Lantas, bagaimana nasib realitas pengalaman kehadiran seperti pengalaman agama atau pengalaman mistik, yang oleh seluruh filsuf agama dan tokoh-tokoh mistisisme, sering dikatakan sebagai inti dari pengalaman keberagamaan?
Tentang pengalaman moral, agama dan mistik ini, kata Wittgenstein dalam kenyataannya tidak pernah bisa ditunjuk secara langsung, karena ia bukan pengalaman inderawi. Apalagi, bahasa mempunyai keterbatasan, yaitu hanya dapat mengungkapkan apa yang menjadi realitas inderawi. Jadi, ada realitas yang bisa diungkapkan dengan kata-kata, dan ada realitas yang tidak dapat diungkapkan. “Terhadap wilayah yang tak dapat diungkapkan” (the unutterable), kata Wittgenstein “perlulah diberikan perlindungan.” Maksudnya, wilayah yang tak dapat diungkapkan dengan bahasa, yakni wilayah pengalaman kehadiran, pengalaman agama, atau mistik adalah wilayah yang sangat penting untuk dimengerti, tetapi paradoksnya adalah hal itu, tidak bisa dikatakan dengan bahasa. Bila dipaksakan, hanya akan berakibat non-sensesaja, mengenainya.

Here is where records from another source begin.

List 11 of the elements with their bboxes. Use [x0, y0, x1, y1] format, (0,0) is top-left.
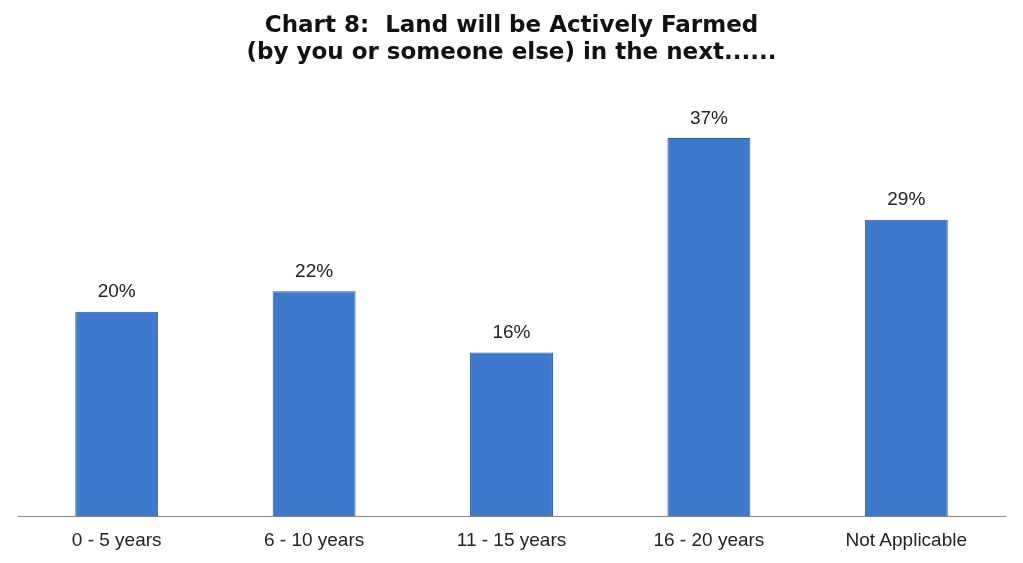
x-tick-label: 16 - 20 years	[653, 528, 765, 550]
data-label: 29%	[887, 188, 926, 210]
x-tick-label: 0 - 5 years	[71, 528, 162, 550]
data-label: 16%	[492, 321, 531, 343]
data-label: 37%	[689, 106, 729, 128]
chart-title: Chart 8: Land will be Actively Farmed (by you or someone else) in the next......	[246, 10, 777, 65]
x-tick-label: Not Applicable	[845, 528, 968, 550]
data-label: 20%	[97, 280, 136, 302]
x-tick-label: 11 - 15 years	[456, 528, 567, 550]
x-tick-label: 6 - 10 years	[263, 528, 365, 550]
data-label: 22%	[295, 259, 334, 281]
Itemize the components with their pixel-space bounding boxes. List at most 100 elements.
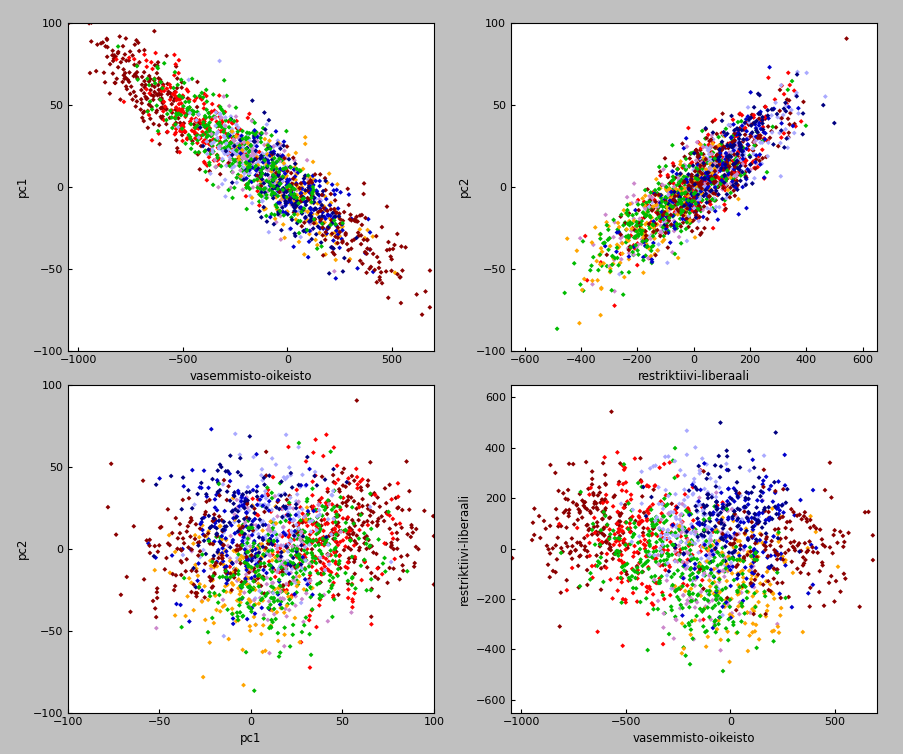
Point [356, 188, 370, 200]
Point [637, 231, 651, 244]
Point [639, 581, 654, 593]
Point [760, 136, 775, 149]
Point [686, 525, 701, 537]
Point [717, 130, 731, 142]
Point [724, 503, 739, 515]
Point [292, 570, 306, 582]
Point [708, 178, 722, 190]
Point [714, 144, 729, 156]
Point [283, 559, 297, 572]
Point [653, 545, 667, 557]
Point [147, 540, 162, 552]
Point [673, 509, 687, 521]
Point [721, 608, 736, 621]
Point [138, 90, 153, 103]
Point [594, 527, 609, 539]
Point [673, 571, 687, 583]
Point [645, 551, 659, 563]
Point [325, 555, 340, 567]
Point [659, 540, 674, 552]
Point [239, 496, 254, 508]
Point [275, 569, 290, 581]
Point [173, 555, 188, 567]
Point [245, 115, 259, 127]
Point [673, 220, 687, 232]
Point [728, 171, 742, 183]
Point [117, 67, 132, 79]
Point [235, 133, 249, 145]
Point [163, 539, 177, 551]
Point [746, 461, 760, 474]
Point [670, 198, 684, 210]
Point [691, 181, 705, 193]
Point [395, 504, 409, 516]
Point [364, 583, 378, 595]
Point [675, 642, 690, 654]
Point [691, 215, 705, 227]
Point [745, 618, 759, 630]
Point [172, 117, 187, 129]
Point [169, 134, 183, 146]
Point [684, 194, 699, 206]
X-axis label: vasemmisto-oikeisto: vasemmisto-oikeisto [632, 731, 754, 744]
Point [650, 189, 665, 201]
Point [756, 173, 770, 185]
Point [662, 191, 676, 203]
Point [257, 182, 272, 195]
Point [743, 119, 758, 131]
Point [105, 49, 119, 61]
Point [715, 128, 730, 140]
Point [635, 225, 649, 237]
Point [273, 552, 287, 564]
Point [306, 517, 321, 529]
Point [221, 157, 236, 169]
Point [276, 510, 291, 523]
Point [363, 456, 377, 468]
Point [130, 72, 144, 84]
Point [411, 543, 425, 555]
Point [635, 559, 649, 572]
Point [734, 141, 749, 153]
Point [771, 127, 786, 139]
Point [218, 132, 232, 144]
Point [650, 244, 665, 256]
Point [784, 523, 798, 535]
Point [316, 202, 330, 214]
Point [730, 184, 744, 196]
Point [229, 115, 244, 127]
Point [630, 567, 645, 579]
Point [251, 130, 265, 142]
Point [284, 578, 298, 590]
Point [297, 195, 312, 207]
Point [704, 175, 719, 187]
Point [724, 513, 739, 525]
Point [139, 535, 154, 547]
Point [768, 503, 783, 515]
Point [680, 182, 694, 194]
Point [292, 194, 306, 206]
Point [769, 108, 784, 120]
Point [275, 559, 290, 572]
Point [351, 544, 366, 556]
Point [752, 108, 767, 120]
Point [667, 554, 682, 566]
Point [303, 214, 318, 226]
Point [272, 549, 286, 561]
Point [702, 157, 716, 169]
Point [716, 516, 731, 529]
Point [235, 535, 249, 547]
Point [245, 499, 259, 511]
Point [241, 149, 256, 161]
Point [686, 195, 701, 207]
Point [738, 179, 752, 191]
Point [645, 523, 659, 535]
Point [616, 464, 630, 476]
Point [142, 540, 156, 552]
Point [266, 535, 281, 547]
Point [662, 589, 676, 601]
Point [709, 141, 723, 153]
Point [305, 550, 320, 562]
Point [345, 596, 359, 608]
Point [773, 170, 787, 182]
Point [636, 522, 650, 534]
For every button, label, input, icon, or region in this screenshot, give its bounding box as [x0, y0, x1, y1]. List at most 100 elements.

Oleh karena itu, pengalaman moral, agama dan mistik adalah pengalaman yang hanya bisa “ditunjuk”, dan “dialami,” tetapi kita tidak bisa berbicara tentangnya. Karena bahasa kita sendiri terbatas. “Memang ada hal-hal yang tidak dapat dikatakan. Hal-hal itu menunjukkan diri. Itulah yang mistis” (the mystical), kata Wittgenstein. Dalam akhir buku Tractatus Logico-Philosophicus pada proposisi No. 7 dikatakan bahwa, what we cannot speak about, we must pass over in silence (“Tentang yang tak dapat kita katakan, hendaklah kita berdiam diri”).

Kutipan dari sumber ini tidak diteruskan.